6 марта многочисленная толпа собралась на Трафальгарской площади. На следующий день в Глазго вышли на улицы безработные, скандировавшие: «Хлеб или революция!» Войска открыли по ним огонь. Были убитые. Тогда чартисты объявили о массовой демонстрации 10 апреля, назначив сбор в южной части Лондона. Оттуда колонна демонстрантов двинется к парламенту, чтобы передать депутатам свою петицию.
И в правительстве, и в Букингемском дворце нарастало беспокойство. Альберт объявил Виктории, едва пришедшей в себя после рождения дочери, что министры советуют королевской семье в целях безопасности уехать из Лондона и укрыться в Осборне. Если толпа ворвется во дворец, они будут вынуждены спасаться бегством. Они не должны позволить бунтовщикам захватить себя, как это случилось с другими монархами. Виктория плакала, опасалась за новорожденную, но согласилась на все при условии, что Альберт постоянно будет находиться рядом с ней. Она боялась, что ее сыновей может постичь судьба ее двоюродных брата и сестры Саксен-Кобургских, состоящих в браке с детьми Луи Филиппа.
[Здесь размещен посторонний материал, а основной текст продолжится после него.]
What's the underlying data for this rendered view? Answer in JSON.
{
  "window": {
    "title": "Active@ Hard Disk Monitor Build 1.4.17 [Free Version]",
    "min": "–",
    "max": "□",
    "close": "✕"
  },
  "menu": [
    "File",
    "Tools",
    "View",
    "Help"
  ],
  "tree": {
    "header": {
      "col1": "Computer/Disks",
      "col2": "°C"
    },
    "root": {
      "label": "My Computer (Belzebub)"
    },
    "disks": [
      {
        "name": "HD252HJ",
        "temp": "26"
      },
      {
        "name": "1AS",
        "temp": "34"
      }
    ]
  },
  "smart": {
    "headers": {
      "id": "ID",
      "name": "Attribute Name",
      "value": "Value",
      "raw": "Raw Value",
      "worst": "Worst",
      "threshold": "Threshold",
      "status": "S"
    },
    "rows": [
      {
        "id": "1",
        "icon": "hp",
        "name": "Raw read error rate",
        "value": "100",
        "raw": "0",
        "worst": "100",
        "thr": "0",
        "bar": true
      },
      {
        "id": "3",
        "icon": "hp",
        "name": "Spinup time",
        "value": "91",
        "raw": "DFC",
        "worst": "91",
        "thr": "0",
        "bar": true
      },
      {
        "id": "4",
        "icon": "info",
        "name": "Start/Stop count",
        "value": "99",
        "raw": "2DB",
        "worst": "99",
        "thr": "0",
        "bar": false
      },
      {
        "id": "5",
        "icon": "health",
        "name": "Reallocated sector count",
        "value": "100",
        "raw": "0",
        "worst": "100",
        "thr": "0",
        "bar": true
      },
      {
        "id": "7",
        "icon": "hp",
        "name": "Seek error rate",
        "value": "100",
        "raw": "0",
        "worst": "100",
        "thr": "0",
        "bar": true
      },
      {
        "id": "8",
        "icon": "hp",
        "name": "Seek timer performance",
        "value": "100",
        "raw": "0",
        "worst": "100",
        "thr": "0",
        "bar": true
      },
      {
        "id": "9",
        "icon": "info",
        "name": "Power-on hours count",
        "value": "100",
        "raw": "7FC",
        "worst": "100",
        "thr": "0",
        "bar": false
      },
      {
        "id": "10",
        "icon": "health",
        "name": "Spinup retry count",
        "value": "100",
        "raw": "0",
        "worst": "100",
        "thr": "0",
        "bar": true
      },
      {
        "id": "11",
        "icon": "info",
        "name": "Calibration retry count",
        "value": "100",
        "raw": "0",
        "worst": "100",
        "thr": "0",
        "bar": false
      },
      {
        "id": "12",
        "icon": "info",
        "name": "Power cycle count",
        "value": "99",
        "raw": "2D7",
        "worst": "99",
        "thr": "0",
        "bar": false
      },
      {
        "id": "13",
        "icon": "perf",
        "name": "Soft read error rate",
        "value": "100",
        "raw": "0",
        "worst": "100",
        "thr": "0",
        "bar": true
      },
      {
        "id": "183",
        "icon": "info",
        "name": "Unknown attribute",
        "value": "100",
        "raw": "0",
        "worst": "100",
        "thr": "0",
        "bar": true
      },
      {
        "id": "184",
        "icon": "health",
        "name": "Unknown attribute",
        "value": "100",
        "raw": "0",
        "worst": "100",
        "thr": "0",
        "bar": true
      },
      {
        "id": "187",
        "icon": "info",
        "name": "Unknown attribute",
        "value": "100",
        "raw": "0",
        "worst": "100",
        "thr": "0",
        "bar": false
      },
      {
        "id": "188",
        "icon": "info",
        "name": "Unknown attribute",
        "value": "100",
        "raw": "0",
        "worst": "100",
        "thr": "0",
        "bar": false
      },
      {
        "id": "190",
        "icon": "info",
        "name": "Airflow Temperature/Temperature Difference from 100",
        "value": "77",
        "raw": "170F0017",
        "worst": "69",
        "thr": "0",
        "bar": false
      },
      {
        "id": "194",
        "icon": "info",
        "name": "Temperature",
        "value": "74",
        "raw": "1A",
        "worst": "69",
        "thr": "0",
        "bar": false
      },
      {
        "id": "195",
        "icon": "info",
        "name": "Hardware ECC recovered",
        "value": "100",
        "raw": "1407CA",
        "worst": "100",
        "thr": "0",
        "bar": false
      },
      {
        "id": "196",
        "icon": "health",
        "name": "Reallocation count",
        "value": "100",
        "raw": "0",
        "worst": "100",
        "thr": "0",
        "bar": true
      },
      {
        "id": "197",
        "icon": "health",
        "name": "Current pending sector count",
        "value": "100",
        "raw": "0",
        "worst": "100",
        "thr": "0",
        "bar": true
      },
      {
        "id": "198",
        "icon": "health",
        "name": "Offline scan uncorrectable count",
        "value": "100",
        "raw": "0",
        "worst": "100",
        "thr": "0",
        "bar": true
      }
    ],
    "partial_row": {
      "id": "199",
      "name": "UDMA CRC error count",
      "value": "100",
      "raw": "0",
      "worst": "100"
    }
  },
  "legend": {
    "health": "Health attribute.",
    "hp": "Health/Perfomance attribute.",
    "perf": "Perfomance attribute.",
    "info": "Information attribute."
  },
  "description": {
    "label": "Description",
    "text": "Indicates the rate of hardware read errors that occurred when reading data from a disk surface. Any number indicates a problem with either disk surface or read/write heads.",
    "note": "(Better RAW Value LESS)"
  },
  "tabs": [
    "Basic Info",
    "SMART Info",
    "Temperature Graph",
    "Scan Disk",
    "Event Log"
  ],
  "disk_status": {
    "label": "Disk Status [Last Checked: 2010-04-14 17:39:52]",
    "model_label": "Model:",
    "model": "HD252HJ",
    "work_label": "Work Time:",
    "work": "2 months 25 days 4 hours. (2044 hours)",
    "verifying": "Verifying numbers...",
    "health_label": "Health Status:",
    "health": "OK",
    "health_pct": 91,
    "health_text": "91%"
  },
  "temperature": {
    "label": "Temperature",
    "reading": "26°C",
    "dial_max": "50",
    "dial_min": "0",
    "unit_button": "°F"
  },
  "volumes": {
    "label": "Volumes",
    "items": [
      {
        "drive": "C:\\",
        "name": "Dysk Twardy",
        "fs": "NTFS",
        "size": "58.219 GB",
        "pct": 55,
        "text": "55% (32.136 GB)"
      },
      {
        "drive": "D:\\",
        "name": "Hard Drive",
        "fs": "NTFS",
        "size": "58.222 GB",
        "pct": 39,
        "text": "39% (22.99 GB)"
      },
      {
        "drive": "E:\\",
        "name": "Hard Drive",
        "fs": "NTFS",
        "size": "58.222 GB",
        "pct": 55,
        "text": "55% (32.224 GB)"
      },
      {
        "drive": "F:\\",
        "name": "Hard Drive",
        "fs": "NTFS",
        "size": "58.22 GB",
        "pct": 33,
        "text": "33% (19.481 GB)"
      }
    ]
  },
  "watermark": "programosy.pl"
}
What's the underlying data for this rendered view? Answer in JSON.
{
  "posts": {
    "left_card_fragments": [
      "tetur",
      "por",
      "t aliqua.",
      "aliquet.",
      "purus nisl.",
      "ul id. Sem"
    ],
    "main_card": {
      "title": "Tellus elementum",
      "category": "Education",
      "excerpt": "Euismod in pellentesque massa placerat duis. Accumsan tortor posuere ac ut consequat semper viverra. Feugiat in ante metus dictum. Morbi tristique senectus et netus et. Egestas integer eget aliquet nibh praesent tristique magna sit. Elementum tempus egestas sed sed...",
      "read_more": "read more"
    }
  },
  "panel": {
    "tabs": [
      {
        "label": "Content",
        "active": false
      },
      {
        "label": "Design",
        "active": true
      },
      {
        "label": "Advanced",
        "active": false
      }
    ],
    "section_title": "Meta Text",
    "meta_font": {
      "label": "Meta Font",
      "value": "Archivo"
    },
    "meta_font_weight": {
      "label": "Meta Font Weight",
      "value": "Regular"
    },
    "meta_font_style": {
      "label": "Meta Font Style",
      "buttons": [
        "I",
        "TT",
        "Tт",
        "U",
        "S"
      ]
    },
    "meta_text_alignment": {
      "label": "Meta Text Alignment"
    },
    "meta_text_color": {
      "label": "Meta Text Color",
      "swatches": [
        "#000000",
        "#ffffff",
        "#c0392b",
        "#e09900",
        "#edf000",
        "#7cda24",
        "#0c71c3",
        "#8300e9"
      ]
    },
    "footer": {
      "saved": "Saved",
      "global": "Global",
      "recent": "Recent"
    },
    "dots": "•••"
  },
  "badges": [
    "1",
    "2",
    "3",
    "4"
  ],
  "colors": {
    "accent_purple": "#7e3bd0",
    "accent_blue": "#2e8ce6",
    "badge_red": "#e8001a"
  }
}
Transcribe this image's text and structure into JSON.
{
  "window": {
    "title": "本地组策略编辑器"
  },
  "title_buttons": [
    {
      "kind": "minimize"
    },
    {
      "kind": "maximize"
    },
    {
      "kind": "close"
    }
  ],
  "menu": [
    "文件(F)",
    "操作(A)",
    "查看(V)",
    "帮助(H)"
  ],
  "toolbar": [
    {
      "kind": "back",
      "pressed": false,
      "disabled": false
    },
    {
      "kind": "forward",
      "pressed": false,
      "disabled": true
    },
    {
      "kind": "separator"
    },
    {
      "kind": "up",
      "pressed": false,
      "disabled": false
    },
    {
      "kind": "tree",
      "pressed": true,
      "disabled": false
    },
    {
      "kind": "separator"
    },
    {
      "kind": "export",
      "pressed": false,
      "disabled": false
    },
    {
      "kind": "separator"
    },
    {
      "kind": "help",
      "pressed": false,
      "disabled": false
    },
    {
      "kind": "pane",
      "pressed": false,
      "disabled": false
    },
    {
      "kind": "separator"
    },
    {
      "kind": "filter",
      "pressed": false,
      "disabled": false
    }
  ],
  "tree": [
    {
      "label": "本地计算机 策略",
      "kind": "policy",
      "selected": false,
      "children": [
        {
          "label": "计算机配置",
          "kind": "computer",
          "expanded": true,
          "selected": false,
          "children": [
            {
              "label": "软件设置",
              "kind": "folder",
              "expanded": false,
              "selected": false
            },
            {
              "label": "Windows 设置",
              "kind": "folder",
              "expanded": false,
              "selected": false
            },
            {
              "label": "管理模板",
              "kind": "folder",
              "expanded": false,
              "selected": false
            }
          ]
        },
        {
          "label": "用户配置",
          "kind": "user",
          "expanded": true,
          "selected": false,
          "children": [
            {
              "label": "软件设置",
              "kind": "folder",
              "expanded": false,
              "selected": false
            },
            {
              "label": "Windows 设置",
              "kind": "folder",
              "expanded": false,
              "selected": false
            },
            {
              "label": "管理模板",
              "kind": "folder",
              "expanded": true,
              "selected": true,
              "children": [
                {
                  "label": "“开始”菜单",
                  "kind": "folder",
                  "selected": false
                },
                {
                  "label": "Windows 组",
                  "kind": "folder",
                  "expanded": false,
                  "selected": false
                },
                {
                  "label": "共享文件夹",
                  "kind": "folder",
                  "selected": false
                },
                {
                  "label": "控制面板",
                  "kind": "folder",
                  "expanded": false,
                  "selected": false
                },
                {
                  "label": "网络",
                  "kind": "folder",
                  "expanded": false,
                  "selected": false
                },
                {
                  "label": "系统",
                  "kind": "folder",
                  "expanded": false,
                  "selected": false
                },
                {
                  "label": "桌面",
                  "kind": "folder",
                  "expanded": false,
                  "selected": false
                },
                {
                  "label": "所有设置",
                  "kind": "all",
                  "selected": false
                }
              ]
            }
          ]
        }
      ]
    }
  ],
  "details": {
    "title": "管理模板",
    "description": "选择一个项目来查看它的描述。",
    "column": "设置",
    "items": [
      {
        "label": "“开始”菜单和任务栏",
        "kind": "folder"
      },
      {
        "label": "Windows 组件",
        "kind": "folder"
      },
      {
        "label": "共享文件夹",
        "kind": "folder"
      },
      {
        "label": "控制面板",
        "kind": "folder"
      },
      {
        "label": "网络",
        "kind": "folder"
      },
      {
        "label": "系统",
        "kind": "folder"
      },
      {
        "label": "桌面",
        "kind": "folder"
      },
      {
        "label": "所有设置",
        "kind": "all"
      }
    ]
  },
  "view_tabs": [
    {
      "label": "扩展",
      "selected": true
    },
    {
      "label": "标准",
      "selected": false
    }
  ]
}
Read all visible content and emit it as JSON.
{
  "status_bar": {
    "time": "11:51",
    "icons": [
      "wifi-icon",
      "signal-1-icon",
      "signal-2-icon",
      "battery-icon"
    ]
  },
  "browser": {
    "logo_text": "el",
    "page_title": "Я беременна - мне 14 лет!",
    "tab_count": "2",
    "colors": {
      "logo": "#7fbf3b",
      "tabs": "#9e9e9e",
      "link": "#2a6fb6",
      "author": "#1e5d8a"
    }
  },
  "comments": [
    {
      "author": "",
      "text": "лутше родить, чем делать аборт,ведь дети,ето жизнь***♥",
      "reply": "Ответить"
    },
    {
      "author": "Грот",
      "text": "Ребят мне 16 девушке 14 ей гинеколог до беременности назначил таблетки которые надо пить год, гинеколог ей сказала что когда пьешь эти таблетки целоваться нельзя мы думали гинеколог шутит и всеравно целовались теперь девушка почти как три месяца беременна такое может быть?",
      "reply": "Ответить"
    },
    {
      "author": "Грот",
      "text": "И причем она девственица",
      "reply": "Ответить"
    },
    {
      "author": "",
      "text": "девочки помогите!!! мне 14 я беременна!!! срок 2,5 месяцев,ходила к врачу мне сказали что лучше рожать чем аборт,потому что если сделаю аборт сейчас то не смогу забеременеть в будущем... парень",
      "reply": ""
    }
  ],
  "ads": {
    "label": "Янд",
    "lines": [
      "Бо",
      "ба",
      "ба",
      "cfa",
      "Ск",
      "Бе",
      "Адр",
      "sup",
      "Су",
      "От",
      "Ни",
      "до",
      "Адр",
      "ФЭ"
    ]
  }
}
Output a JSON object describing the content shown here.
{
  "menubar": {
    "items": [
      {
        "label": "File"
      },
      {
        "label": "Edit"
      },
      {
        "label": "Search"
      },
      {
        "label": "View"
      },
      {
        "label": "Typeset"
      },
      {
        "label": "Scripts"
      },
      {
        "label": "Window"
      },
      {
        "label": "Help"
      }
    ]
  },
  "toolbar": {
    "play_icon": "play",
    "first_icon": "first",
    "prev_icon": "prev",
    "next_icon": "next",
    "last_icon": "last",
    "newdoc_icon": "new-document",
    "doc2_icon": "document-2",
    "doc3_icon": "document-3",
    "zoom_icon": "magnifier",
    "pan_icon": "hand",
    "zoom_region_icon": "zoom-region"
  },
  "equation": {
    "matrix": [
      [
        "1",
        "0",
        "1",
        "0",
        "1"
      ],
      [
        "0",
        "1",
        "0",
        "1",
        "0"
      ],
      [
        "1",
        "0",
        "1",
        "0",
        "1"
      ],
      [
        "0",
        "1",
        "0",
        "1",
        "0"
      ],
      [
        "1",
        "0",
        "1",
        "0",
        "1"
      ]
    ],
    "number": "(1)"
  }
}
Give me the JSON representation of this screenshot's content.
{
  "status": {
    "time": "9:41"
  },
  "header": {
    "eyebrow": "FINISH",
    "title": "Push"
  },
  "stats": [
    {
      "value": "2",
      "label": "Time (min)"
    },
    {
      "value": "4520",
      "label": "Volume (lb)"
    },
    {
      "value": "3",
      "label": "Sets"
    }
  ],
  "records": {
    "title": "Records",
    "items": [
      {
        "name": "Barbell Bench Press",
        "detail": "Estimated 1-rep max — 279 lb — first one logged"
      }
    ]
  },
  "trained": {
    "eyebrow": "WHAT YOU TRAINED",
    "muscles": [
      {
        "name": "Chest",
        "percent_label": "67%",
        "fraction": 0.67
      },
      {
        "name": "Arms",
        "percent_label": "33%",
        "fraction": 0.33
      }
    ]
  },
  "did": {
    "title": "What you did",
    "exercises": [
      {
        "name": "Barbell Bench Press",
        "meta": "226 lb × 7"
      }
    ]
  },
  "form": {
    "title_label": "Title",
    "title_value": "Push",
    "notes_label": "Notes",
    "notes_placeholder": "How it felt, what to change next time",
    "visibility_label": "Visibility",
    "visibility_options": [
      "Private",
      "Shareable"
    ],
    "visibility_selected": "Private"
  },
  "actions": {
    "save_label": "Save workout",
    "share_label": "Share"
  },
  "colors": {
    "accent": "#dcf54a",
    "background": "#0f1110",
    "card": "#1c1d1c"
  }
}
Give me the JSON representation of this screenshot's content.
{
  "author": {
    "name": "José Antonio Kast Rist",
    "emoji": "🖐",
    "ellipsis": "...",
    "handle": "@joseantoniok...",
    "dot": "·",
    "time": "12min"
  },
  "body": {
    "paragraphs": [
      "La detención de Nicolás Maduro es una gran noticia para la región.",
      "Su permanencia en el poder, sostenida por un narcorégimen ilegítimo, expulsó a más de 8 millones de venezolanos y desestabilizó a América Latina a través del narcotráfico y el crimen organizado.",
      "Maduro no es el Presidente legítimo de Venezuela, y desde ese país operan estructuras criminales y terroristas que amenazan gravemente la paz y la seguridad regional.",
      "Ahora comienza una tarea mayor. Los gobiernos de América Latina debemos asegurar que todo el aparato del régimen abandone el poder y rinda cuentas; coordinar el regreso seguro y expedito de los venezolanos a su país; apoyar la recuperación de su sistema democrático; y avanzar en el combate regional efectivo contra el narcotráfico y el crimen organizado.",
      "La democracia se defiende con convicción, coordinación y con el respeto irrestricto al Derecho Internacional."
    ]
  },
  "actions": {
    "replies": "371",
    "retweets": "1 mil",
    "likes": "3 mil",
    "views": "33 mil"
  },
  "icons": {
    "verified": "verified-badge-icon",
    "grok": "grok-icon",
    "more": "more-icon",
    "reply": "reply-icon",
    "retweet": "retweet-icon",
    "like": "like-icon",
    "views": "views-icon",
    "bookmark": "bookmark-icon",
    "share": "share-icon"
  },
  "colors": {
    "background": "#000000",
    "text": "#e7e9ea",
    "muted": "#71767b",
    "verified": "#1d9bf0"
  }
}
6 апреля демонстрация чартистов была объявлена незаконной и преступной, по городу расклеили плакаты, в категорической форме рекомендовавшие жителям не только не принимать в ней участия, но даже не появляться в месте ее проведения. 7 апреля правительство передало в парламент Закон об обеспечении общественной безопасности. Престарелому герцогу Веллингтону было поручено организовать защиту правопорядка в столице. На помощь полиции мобилизовали сто семьдесят тысяч добровольцев. Среди них был и Луи Наполеон Бонапарт, будущий Наполеон III. 8 апреля, под дождем, королевская семья покинула Лондон. Все еще неважно чувствовавшая себя королева путешествовала лежа. Войска сосредоточились у мостов, ведущих в Вестминстер.
Сколько же демонстрантов, развернувших транспаранты и знамена, собралось 10 апреля в районе Кеннингтон Коммон? Пятнадцать тысяч, утверждал лорд Рассел. Пятьсот тысяч, утверждал их лидер О’Коннор, который, не боясь преувеличений, заявлял также, что под его петицией было собрано пять миллионов семьсот шесть тысяч подписей. На самом же деле манифестантов оказалось двадцать три тысячи, и к двум часам дня их колонна была рассеяна без особого сопротивления с их стороны.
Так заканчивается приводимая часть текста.